The choice of the proper legal structure is one of the most important choices a business owner must make when launching a venture. Because it combines the advantages of a corporation and a partnership, a limited liability company (LLC) is a popular choice for many small business owners. However, LLCs also have flexible tax treatment options. This begs the question: Can I alter the tax treatment of my LLC?
Yes, it is the answer. An LLC has a choice in how the IRS taxes it. An LLC is taxed by default as a pass-through entity, which means that its gains and losses are reported on the owners’ individual tax returns. But LLCs also have the option of choosing between C or S corporate taxation.

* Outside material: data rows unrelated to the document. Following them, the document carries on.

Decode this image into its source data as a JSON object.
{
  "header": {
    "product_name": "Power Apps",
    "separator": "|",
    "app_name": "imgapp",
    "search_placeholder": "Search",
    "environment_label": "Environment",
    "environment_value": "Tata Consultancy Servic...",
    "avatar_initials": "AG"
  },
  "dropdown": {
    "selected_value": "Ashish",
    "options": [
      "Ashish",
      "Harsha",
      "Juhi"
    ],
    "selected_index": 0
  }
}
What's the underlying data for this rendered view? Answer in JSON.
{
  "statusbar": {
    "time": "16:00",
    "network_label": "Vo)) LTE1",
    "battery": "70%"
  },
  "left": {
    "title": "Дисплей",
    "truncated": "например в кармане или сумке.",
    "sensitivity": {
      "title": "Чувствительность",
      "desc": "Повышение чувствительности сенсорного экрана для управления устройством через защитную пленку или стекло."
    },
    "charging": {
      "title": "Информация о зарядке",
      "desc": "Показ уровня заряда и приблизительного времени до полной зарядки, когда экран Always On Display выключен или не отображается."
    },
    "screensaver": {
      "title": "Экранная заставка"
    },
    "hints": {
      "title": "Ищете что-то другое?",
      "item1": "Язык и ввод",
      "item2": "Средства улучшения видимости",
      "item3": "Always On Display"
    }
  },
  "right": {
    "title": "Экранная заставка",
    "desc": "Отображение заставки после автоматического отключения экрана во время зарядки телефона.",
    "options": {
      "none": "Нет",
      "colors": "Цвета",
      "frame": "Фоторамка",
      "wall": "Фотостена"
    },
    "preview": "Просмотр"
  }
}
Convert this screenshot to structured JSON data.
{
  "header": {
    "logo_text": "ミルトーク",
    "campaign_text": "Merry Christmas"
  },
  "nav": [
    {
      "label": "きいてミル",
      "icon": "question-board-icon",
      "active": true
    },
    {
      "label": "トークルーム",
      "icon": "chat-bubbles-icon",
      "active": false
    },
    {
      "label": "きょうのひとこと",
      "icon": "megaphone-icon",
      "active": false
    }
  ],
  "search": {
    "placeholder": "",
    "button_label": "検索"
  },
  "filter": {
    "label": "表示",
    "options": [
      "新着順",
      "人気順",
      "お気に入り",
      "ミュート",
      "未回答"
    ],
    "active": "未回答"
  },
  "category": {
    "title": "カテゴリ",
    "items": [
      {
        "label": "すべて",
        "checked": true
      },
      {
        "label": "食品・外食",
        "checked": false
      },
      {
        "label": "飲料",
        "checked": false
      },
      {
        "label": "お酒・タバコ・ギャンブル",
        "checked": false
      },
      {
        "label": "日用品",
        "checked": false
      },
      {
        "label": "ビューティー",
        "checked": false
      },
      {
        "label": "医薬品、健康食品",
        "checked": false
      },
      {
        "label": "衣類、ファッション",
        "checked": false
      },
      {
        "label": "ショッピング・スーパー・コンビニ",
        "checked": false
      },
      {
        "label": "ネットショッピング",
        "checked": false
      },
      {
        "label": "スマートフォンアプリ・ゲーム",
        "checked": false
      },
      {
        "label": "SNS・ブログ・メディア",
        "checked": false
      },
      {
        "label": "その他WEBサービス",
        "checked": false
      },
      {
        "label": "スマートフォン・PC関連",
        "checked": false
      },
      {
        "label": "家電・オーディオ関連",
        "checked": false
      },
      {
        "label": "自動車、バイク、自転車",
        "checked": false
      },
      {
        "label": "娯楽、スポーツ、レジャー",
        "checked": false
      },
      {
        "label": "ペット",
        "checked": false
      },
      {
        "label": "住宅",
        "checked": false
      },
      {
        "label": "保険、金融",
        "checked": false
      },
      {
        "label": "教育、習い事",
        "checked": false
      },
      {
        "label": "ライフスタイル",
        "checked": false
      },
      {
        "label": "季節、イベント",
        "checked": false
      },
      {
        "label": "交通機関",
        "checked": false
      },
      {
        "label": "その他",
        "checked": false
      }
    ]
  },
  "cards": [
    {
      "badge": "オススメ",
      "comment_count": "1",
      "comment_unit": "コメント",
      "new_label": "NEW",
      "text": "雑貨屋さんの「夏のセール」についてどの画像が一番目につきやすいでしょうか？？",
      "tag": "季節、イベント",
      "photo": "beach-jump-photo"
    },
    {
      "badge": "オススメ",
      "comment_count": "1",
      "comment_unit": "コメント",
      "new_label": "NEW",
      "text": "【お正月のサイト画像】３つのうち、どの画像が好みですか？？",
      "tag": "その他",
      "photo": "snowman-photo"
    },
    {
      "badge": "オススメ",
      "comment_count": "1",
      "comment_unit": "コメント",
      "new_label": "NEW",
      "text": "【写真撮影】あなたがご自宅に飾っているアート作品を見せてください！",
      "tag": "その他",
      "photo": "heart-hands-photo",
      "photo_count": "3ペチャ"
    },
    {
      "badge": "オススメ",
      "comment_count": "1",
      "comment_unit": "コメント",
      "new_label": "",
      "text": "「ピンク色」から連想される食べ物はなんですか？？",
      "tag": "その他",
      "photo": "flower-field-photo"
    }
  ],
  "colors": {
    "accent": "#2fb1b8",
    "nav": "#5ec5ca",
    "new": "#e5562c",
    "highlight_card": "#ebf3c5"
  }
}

Which is better, an LLC or a C corporation? It relies on the particular requirements and objectives of the company. C corporations are subject to double taxation, which means the company must pay taxes on its income as well as the shareholders’ dividends. However, C corporations are a better alternative for companies looking for outside investment because they provide more flexibility in terms of ownership and stock options.
However, LLCs don’t have to pay taxes twice, and gains and losses are transferred to the owners’ individual tax returns. Significant tax savings may result from this, particularly for newly established small firms. Furthermore, compared to C companies, LLCs have fewer documentation and compliance requirements.
The current C corp tax rate for 2020 is a flat 21% for those who still like the C corporation tax structure. To choose to be taxed as a C corporation, LLCs must take particular actions. The LLC is required to submit Form 8832 to the IRS identifying itself as an association subject to corporate tax. In addition, the LLC needs to submit Form 1120, the corporate tax return, and acquire an employment identification number (EIN).
In conclusion, LLCs have a choice in how the IRS taxes them. While LLCs offer tax benefits and less paperwork, C companies allow greater ownership and stock option flexibility. For individuals who still want the C corporation’s tax structure, there are specific actions that must be taken in order to opt to be taxed as a corporation. The ideal option for your company ultimately depends on your unique demands and goals.
The relative merits of an LLC versus a C Corp rely on the particular requirements and objectives of the business owners, therefore there is no clear winner in this debate. However, because of its more adaptable administration, pass-through taxation, which means that the company’s revenues and losses are reported on the owners’ personal tax returns, and simpler structure, an LLC may be a better option for small enterprises and startups. Contrarily, a C Corp. is subject to double taxation, which means that the company’s income are taxed once at the corporate level and once more when distributed to shareholders as dividends. A C Corp. also has a more complicated organizational structure and demands more formalities and paperwork. The ideal form will ultimately be determined by the type of business, the number of owners, the level of liability protection sought, and tax considerations.